NHK連続テレビ小説『虎に翼』第58話で、道男(和田庵)に手伝いをさせ、お風呂の炊きかたを教えようとしていたはる(石田ゆり子)の白髪が増えていることに気がついた。とても優しく強かったはるも年を重ねているのだなと思っていたら、庭先で倒れ瞬く間に弱々しい姿となってしまった。急な別れがとても寂しい。 【写真】駄々をこねる寅子(伊藤沙莉)の頭を優しく撫でるはる(石田ゆり子) 近年の朝ドラでも“母親の死”はたびたび描かれてきた。温かい愛情を惜しみなく注ぐ母の死は、特に幼い時ほど主人公に大きな影響を与える。『おちょやん』(2020年度後期)の主人公・千代(杉咲花)は5歳の時に実母のサエ(三戸なつめ)を亡くしている。千代のことをとてもかわいがり、時には「かぐや姫」にたとえるほどだった。千代もそんな母親のことが大好きで、亡くなってからは母の代わりに弟の面倒をみ、家事を一手に担って、小学校に行けないくらい忙しく奮闘した。そして母から形見としてもらった月の様に綺麗なビー玉を大事にしていた。千代が頑張る理由の一つに母の存在があったのだ。 後年、千代が新喜劇への1日限りの再出演を決め、劇中にふと客席に目を向けると、父・テルヲ(トータス松本)と弟・ヨシヲ(倉悠貴)の間にサエが座っており、拍手喝采を送っていた。いくつになっても千代の心の中には、大切な家族としてサエがいたのである。 『らんまん』(2023年度前期)の万太郎(神木隆之介)は、7歳の時に母のヒサ(広末涼子)を亡くしている。ヒサは万太郎を産んでから床に伏すことが多くなり、子育てのほとんどは祖母のタキ(松坂慶子)に任せていたが、植物が好きな万太郎の成長を温かく見守っていた。万太郎は高知では有名な酒屋の跡取り息子だったが、ヒサは植物に心を奪われてばかりの万太郎の行動を決してとがめなかった。これが“好きを貫く”という万太郎の基礎ともいえる心を育てたともいえるだろう。

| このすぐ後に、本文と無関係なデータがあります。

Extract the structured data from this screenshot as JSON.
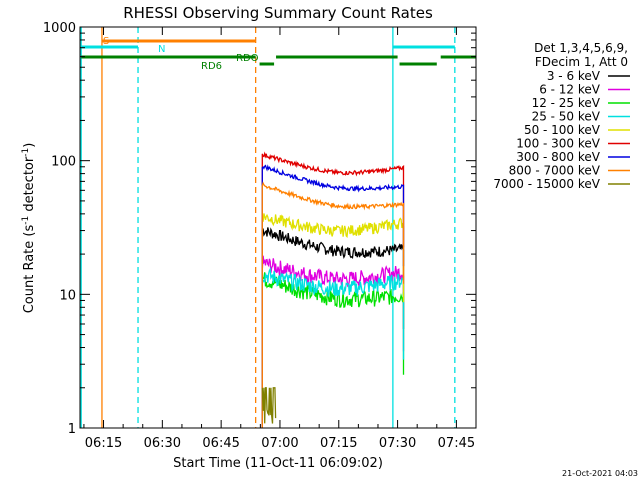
{
  "chart_data": {
    "type": "line",
    "title": "RHESSI Observing Summary Count Rates",
    "xlabel": "Start Time (11-Oct-11 06:09:02)",
    "ylabel_main": "Count Rate (s",
    "ylabel_sup1": "-1",
    "ylabel_mid": " detector",
    "ylabel_sup2": "-1",
    "ylabel_end": ")",
    "yscale": "log",
    "ylim": [
      1,
      1000
    ],
    "xlim_min": [
      369,
      470
    ],
    "x_ticks": [
      {
        "label": "06:15",
        "min": 375
      },
      {
        "label": "06:30",
        "min": 390
      },
      {
        "label": "06:45",
        "min": 405
      },
      {
        "label": "07:00",
        "min": 420
      },
      {
        "label": "07:15",
        "min": 435
      },
      {
        "label": "07:30",
        "min": 450
      },
      {
        "label": "07:45",
        "min": 465
      }
    ],
    "y_ticks": [
      {
        "label": "1",
        "value": 1
      },
      {
        "label": "10",
        "value": 10
      },
      {
        "label": "100",
        "value": 100
      },
      {
        "label": "1000",
        "value": 1000
      }
    ],
    "legend_header": [
      "Det 1,3,4,5,6,9,",
      "FDecim 1, Att 0"
    ],
    "series": [
      {
        "name": "3 - 6 keV",
        "color": "#000000",
        "start": 30,
        "end": 22
      },
      {
        "name": "6 - 12 keV",
        "color": "#e000e0",
        "start": 17,
        "end": 15
      },
      {
        "name": "12 - 25 keV",
        "color": "#00e000",
        "start": 13,
        "end": 10
      },
      {
        "name": "25 - 50 keV",
        "color": "#00e0e0",
        "start": 14,
        "end": 13
      },
      {
        "name": "50 - 100 keV",
        "color": "#e0e000",
        "start": 38,
        "end": 35
      },
      {
        "name": "100 - 300 keV",
        "color": "#e00000",
        "start": 110,
        "end": 90
      },
      {
        "name": "300 - 800 keV",
        "color": "#0000e0",
        "start": 90,
        "end": 65
      },
      {
        "name": "800 - 7000 keV",
        "color": "#ff8000",
        "start": 65,
        "end": 48
      },
      {
        "name": "7000 - 15000 keV",
        "color": "#808000",
        "start": 2,
        "end": 1
      }
    ],
    "data_start_min": 415.5,
    "data_end_min": 451.5,
    "annotations": [
      {
        "label": "S",
        "color": "#ff8000"
      },
      {
        "label": "N",
        "color": "#00e0e0"
      },
      {
        "label": "RD6",
        "color": "#008000"
      },
      {
        "label": "RDO",
        "color": "#008000"
      }
    ],
    "timestamp": "21-Oct-2021 04:03"
  }
}
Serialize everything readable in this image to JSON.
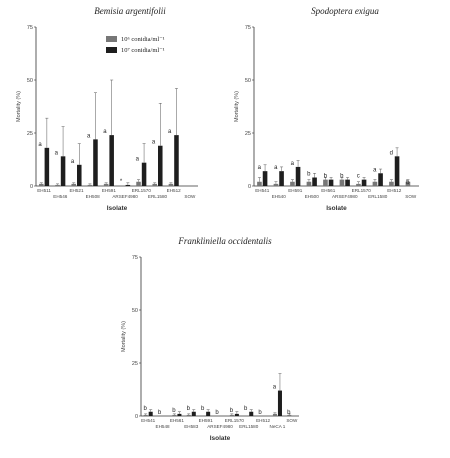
{
  "chart_data": [
    {
      "type": "bar",
      "title": "Bemisia argentifolii",
      "xlabel": "Isolate",
      "ylabel": "Mortality (%)",
      "ylim": [
        0,
        75
      ],
      "yticks": [
        "0",
        "25",
        "50",
        "75"
      ],
      "legend": [
        "10⁶ conidia/ml⁻¹",
        "10⁷ conidia/ml⁻¹"
      ],
      "categories": [
        "EH511",
        "EH546",
        "EH521",
        "EH508",
        "EH591",
        "ARSEF4980",
        "ERL1570",
        "ERL1580",
        "EH512",
        "SOW"
      ],
      "label_row": [
        "top",
        "bottom",
        "top",
        "bottom",
        "top",
        "bottom",
        "top",
        "bottom",
        "top",
        "bottom"
      ],
      "series": [
        {
          "values": [
            1,
            0.5,
            1,
            0.5,
            1,
            0,
            2,
            1,
            1,
            0
          ],
          "errors": [
            0.5,
            0.5,
            0.5,
            0.5,
            0.5,
            0,
            1,
            0.5,
            0.5,
            0
          ],
          "color": "#777777"
        },
        {
          "values": [
            18,
            14,
            10,
            22,
            24,
            0.5,
            11,
            19,
            24,
            0
          ],
          "errors": [
            14,
            14,
            10,
            22,
            26,
            1,
            9,
            20,
            22,
            0
          ],
          "color": "#1e1e1e"
        }
      ],
      "letters": [
        "a",
        "a",
        "a",
        "a",
        "a",
        "*",
        "a",
        "a",
        "a",
        ""
      ]
    },
    {
      "type": "bar",
      "title": "Spodoptera exigua",
      "xlabel": "Isolate",
      "ylabel": "Mortality (%)",
      "ylim": [
        0,
        75
      ],
      "yticks": [
        "0",
        "25",
        "50",
        "75"
      ],
      "categories": [
        "EH541",
        "EH540",
        "EH591",
        "EH500",
        "EH561",
        "ARSEF4980",
        "ERL1570",
        "ERL1580",
        "EH512",
        "SOW"
      ],
      "label_row": [
        "top",
        "bottom",
        "top",
        "bottom",
        "top",
        "bottom",
        "top",
        "bottom",
        "top",
        "bottom"
      ],
      "series": [
        {
          "values": [
            2,
            1,
            2,
            2,
            3,
            3,
            1,
            2,
            2,
            2
          ],
          "errors": [
            2,
            1,
            1,
            1,
            1,
            1,
            1,
            1,
            1,
            1
          ],
          "color": "#777777"
        },
        {
          "values": [
            7,
            7,
            9,
            4,
            3,
            3,
            3,
            6,
            14,
            0
          ],
          "errors": [
            3,
            2,
            3,
            2,
            1,
            1,
            1,
            2,
            4,
            0
          ],
          "color": "#1e1e1e"
        }
      ],
      "letters": [
        "a",
        "a",
        "a",
        "b",
        "b",
        "b",
        "c",
        "a",
        "d",
        "b"
      ]
    },
    {
      "type": "bar",
      "title": "Frankliniella occidentalis",
      "xlabel": "Isolate",
      "ylabel": "Mortality (%)",
      "ylim": [
        0,
        75
      ],
      "yticks": [
        "0",
        "25",
        "50",
        "75"
      ],
      "categories": [
        "EH541",
        "EH548",
        "EH561",
        "EH583",
        "EH591",
        "ARSEF4980",
        "ERL1570",
        "ERL1580",
        "EH512",
        "NeCA 1",
        "SOW"
      ],
      "label_row": [
        "top",
        "bottom",
        "top",
        "bottom",
        "top",
        "bottom",
        "top",
        "bottom",
        "top",
        "bottom",
        "top"
      ],
      "series": [
        {
          "values": [
            0.5,
            0,
            0.5,
            0.5,
            0,
            0,
            0.5,
            0,
            0,
            1,
            0.5
          ],
          "errors": [
            0.5,
            0,
            0.5,
            0.5,
            0,
            0,
            0.5,
            0,
            0,
            0.5,
            0.5
          ],
          "color": "#777777"
        },
        {
          "values": [
            2,
            0,
            1,
            2,
            2,
            0,
            1,
            2,
            0,
            12,
            0
          ],
          "errors": [
            1,
            0,
            1,
            1,
            1,
            0,
            1,
            1,
            0,
            8,
            0
          ],
          "color": "#1e1e1e"
        }
      ],
      "letters": [
        "b",
        "b",
        "b",
        "b",
        "b",
        "b",
        "b",
        "b",
        "b",
        "a",
        "b"
      ]
    }
  ]
}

『ブギウギ』で描かれた大人になってから“母親の死”に向き合う辛さ
一方、ある程度大人になってからの母の死は、自分にできることや、やるべきだったという後悔がいくつも思い浮かぶからこその辛さがある。『ブギウギ』(2023年度後期)のスズ子(趣里)は、母・ツヤ(水川あさみ)が危篤との知らせを受けたが、すでにUGD(梅丸楽劇団)の看板女優となって活躍し、その日も直前に控えていた。スズ子はすぐにツヤのもとへ行くか悩んでいたが、歌手として公演を終えてからツヤと再会。枕元で自分の歌声を披露して最期を看取った。 寅子(伊藤沙莉)もはるの最期を感じ、「母に未練がないように」「自分にも後悔がないように」と数日前に出て行ったきりの道男をなんとか探して猪爪家へ連れてきた。それでも看取る間際にいろんな思いが心の中に湧き、子どもに戻ったように駄々をこねてしまっていた寅子に、はるは困った顔をしながらも優しく微笑み、頭を撫でてくれていた。 「共亜事件」が起きて辛い時でも、戦争で自分の子を亡くした時でも、相手が家族だろうと戦争孤児の道男であろうと、最期の最期まで包み込むような大きな愛を示していたはる。これまで寅子はその愛を存分に受けて育ち甘えていたが、いよいよそうもできなくなってしまった。むしろ少年少女に関わる仕事をしているからこそ、はるのような人になることを目標にするべきなのかもしれない。立場や環境が変われば、人の気持ちも大きく変わる。寅子は今後、どのように変化していくのか。